Where is the outrage over these deceptions? This is our President, systematically sowing misinformation. Most of his falsehoods – such as the statement about the wages or CNN ratings – had been debunked earlier. Yet he kept repeating them, leaving no other interpretation than a deliberate intent to deceive, the dictionary definition of lying.
This lying is part of a broader pattern: Trump’s Politifact file shows an astounding 49 percent of his statements, are false. By comparison, his opponent in the US presidential election Hillary Clinton’s file shows that only 12 percent of her statements were false, 14 percent for the Republican Speaker of the House Paul Ryan. Despite Trump’s extremely high rate of deception, many still believe him. As an example, 44 percent of those polled believed his falsehoods about Obama wiretapping Trump Tower during the 2016 election campaign.
Thus, many will believe his Phoenix rally claims, despite debunking by fact-checkers. Unfortunately, 29 percent of the public, and only 12 percent of Trump supporters, trust fact-checkers. This mistrust enables Trump to pollute our politics with deception, undermining the trust so crucial to the political health of any democracy.
Recognizing Trump’s success, other politicians, such as West Virginia Attorney General Patrick Morrisey and Kentucky Governor Matt Bevin, are adopting the post-truth tactics of condemning media as “fake news” whenever the media report stories unfavorable to them. As an example, Bevin personally attacked a journalist who reported on Bevin’s purchase of a mansion for about a million dollars under market value from a hedge fund manager, likely a bribe in return for under-the-table political favors. Such trickle-down of post-truth politics points to its normalization within our political system, thus enabling corruption and undermining our democracy.
As a result, environmental problems drew much wider public attention. Consider the 1969 fire on the Cuyahoga river in Cleveland. The river has had a long history of pollution, and in June 1969, oil-covered debris caught fire, causing $100,000 worth of damage to two railroad bridges. This event drew national attention and became a major story in Time. Cleveland’s mayor testified before Congress to urge greater attention to pollution by the federal government. Notably, the Cuyahoga river had experienced many other fires due to industrial pollution, such as one in 1952 that resulted in over $1.3 million in damages – ten times that incurred in 1969. However, this much bigger and more destructive fire inspired little national attention, or efforts to change the situation, as compared to the fire of 1969.
The marked difference in the reaction to the two fires stemmed from the launch of the modern environmental movement, combining the coordinated actions of activists to seek out and highlight these problems with heightened public attention awareness of the danger of environmental pollution.

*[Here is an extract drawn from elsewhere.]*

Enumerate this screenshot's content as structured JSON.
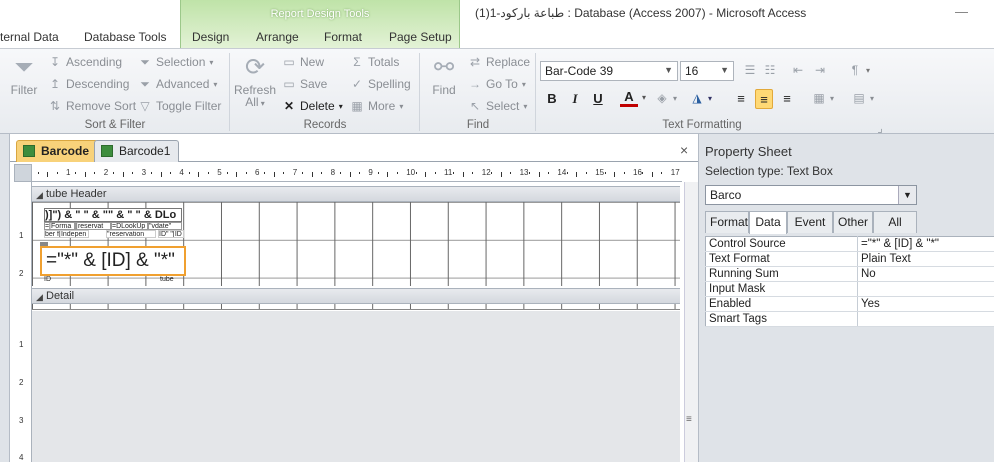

We can do the same for the pollution of truth by launching a pro-truth movement. Such a movement would require a coordinated group of activists holding public figures accountable for deception as well as publicly highlighting the danger that post-truth politics poses to the health of our democracy.
While the 1960s required the publication of books to raise awareness and launch a movement, our contemporary digital environment provides easier tools. The Pro-Truth Pledge project at ProTruthPledge.org allows private citizens and public figures to take a pledge to commit to twelve truth-oriented behaviors. This site both offers a coordination venue for those determined to roll back the tide of lies and protect our democracy, and raises awareness of the dangers of political deception. Hundreds of private citizens across the US and dozens of public figures have already taken the pledge, including household names such as Peter Singer and Steven Pinker as well as over twenty Democratic and Republican politicians.
By launching a nonpartisan pro-truth movement, we can avoid the normalization of post-truth politics. Doing so will help ensure that the kind of falsehoods uttered by Trump at the Phoenix rally get a response equivalent to the 1969 fire on the Cuyahoga river, rather than the 1952 one. Whether the pro-truth movement takes off depends on how many people choose to take the pledge and join the effort to protect the health of our democracy from the pollution of truth and destruction of trust in our political system.